Deep Dive: What is TRM Labs?

In this revelation of a $1 billion sanctions evasion case, TRM Labs plays a central role. It is a leading global blockchain intelligence firm, not an exchange or investment firm, but a provider of compliance and risk monitoring solutions for governments, financial institutions, and crypto companies. In simple terms, TRM Labs is the “digital detective” of the blockchain world, analyzing public on-chain data to identify illicit financial activities such as money laundering, fraud, terrorist financing, and sanctions evasion.

TRM Labs’ operations and technical capabilities: The company has proprietary on-chain analysis platforms capable of monitoring, clustering, and visualizing massive transaction data across dozens of blockchains in real-time. Its key techniques include “address clustering” and “behavioral analysis”—tracking fund flows, analyzing transaction patterns, and linking addresses to entities like exchanges, mixers, and known criminal wallets to map out illicit financial networks. In this Iran case, such capabilities directly linked Zedcex addresses to Israeli-designated IRGC addresses and even to terror-related wallets, forming an irrefutable chain of evidence.

Industry role and partnerships: TRM Labs’ clients include the IRS Criminal Investigation, UK FCA, and other top law enforcement agencies worldwide, as well as major CEXs and fintech firms. Notably, TRM Labs collaborates with Tether to monitor illegal USDT activity on TRON and other chains. This positioning makes it a crucial player: it is both the regulator’s “hawk eye” and a vital tool for the crypto industry’s self-regulation and compliance validation. Its existence and growth symbolize the industry’s transition from chaos to maturity, building essential compliance infrastructure.

Background Overview: The Evolution of Crypto Use by Sanctioned Countries

Understanding why Iran, Russia, and others rely heavily on crypto requires a brief history of sanctioned states’ interactions with crypto technology over the past decade. This history can be divided into three phases: passive engagement, proactive deployment, and systematic integration.

Phase 1: Grassroots and Early Exploration (2017-2019). During this period, crypto use in Iran, Venezuela, and similar countries was mainly driven by civilians. Ordinary citizens and merchants used Bitcoin for cross-border remittances and savings to evade hyperinflation and capital controls. In 2018, Iran announced a national crypto project, but it was more symbolic than effective. The main features were “toolization” and “scattering”: crypto served as an alternative payment and store of value when fiat systems failed.

Phase 2: State Tolerance and Stablecoin Rise (2020-2022). As US sanctions intensified—especially after Iran was cut off from SWIFT—officials began to see crypto’s potential more seriously. Stablecoins like USDT became popular for gray international trade, especially in oil and mineral exports. Venezuela’s oil company demanded USDT payments, and North Korea’s hacking groups increased crypto theft to fund regimes. This phase was characterized by “official tacit approval” and “stablecoin dominance,” with crypto embedded in informal state economies.

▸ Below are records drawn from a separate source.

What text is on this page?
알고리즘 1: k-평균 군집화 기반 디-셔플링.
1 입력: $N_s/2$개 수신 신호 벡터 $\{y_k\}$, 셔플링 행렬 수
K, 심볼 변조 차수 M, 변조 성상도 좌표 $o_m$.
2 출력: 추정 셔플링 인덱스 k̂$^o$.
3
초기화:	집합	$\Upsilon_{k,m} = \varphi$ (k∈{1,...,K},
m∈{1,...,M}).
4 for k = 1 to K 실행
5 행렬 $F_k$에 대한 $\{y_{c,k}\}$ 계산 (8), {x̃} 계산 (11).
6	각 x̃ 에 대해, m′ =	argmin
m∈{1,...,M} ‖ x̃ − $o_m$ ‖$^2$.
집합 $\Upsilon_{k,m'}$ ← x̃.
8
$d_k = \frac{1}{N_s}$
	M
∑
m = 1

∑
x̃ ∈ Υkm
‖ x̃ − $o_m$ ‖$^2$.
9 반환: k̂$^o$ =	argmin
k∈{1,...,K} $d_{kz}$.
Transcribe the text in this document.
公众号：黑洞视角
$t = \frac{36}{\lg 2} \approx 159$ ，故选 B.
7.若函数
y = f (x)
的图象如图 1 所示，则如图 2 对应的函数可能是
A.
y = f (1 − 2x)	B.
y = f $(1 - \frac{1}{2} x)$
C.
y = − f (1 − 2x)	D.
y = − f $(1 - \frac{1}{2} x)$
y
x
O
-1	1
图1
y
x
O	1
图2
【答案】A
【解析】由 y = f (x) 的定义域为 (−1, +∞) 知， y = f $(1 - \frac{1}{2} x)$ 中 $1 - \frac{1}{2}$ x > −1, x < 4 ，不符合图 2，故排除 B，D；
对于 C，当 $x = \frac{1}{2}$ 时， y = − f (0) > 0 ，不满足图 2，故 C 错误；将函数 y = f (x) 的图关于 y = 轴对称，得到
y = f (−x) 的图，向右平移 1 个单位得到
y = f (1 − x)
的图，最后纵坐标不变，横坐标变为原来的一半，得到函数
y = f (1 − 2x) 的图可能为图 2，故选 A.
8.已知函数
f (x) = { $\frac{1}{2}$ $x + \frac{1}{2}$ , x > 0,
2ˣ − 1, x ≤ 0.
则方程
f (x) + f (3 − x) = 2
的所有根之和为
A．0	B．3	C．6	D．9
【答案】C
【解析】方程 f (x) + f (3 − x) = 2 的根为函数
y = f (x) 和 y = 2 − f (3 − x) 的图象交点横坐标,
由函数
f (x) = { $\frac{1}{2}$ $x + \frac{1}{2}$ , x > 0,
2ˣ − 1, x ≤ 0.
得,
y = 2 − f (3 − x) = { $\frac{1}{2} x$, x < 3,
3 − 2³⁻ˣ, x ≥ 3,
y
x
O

Phase 3: Systematic Construction and Regulatory Pushback (2023-present). We are now in this phase. Countries like Russia are developing official digital assets and CBDCs; Iran and Russia are exploring cross-border crypto trade systems; and schemes like the UK-registered exchanges and Turkish payment gateways are building full pipelines. Meanwhile, Western regulators have ramped up sanctions against mixers, mandated freezing of addresses, and partnered with blockchain analysis firms. This is a direct confrontation of “state strategy” versus “global regulation,” with crypto becoming a front line in geopolitical financial warfare. The Zedcex case exemplifies this intense struggle.